There are, of course, still many technical challenges to be overcome. One is to improve the accuracy and dynamic range of the analog optical calculations, which are nowhere near as good as what can be achieved with digital electronics. That's because these optical processors suffer from various sources of noise and because the digital-to-analog and analog-to-digital converters used to get the data in and out are of limited accuracy. Indeed, it's difficult to imagine an optical neural network operating with more than 8 to 10 bits of precision. While 8-bit electronic deep-learning hardware exists (the Google TPU is a good example), this industry demands higher precision, especially for neural-network training.

There is also the difficulty integrating optical components onto a chip. Because those components are tens of micrometers in size, they can't be packed nearly as tightly as transistors, so the required chip area adds up quickly. A 2017 demonstration of this approach by MIT researchers involved a chip that was 1.5 millimeters on a side. Even the biggest chips are no larger than several square centimeters, which places limits on the sizes of matrices that can be processed in parallel this way.

There are many additional questions on the computer-architecture side that photonics researchers tend to sweep under the rug. What's clear though is that, at least theoretically, photonics has the potential to accelerate deep learning by several orders of magnitude.

Based on the technology that's currently available for the various components (optical modulators, detectors, amplifiers, analog-to-digital converters), it's reasonable to think that the energy efficiency of neural-network calculations could be made 1,000 times better than today's electronic processors. Making more aggressive assumptions about emerging optical technology, that factor might be as large as a million. And because electronic processors are power-limited, these improvements in energy efficiency will likely translate into corresponding improvements in speed.

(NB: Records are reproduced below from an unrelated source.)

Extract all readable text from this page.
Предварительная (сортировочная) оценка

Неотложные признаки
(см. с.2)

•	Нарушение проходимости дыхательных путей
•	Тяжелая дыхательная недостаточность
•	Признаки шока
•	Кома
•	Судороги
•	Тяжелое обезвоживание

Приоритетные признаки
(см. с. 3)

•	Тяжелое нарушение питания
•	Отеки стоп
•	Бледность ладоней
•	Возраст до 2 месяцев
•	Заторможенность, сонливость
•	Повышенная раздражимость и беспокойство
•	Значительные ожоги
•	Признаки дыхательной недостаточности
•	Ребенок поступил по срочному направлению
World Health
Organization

Many of the concepts in analog optical computing are decades old. Some even predate silicon computers. Schemes for optical matrix multiplication, and even for optical neural networks, were first demonstrated in the 1970s. But this approach didn't catch on. Will this time be different? Possibly, for three reasons.

First, deep learning is genuinely useful now, not just an academic curiosity. Second, we can't rely on Moore's Law alone to continue improving electronics. And finally, we have a new technology that was not available to earlier generations: integrated photonics. These factors suggest that optical neural networks will arrive for real this time—and the future of such computations may indeed be photonic.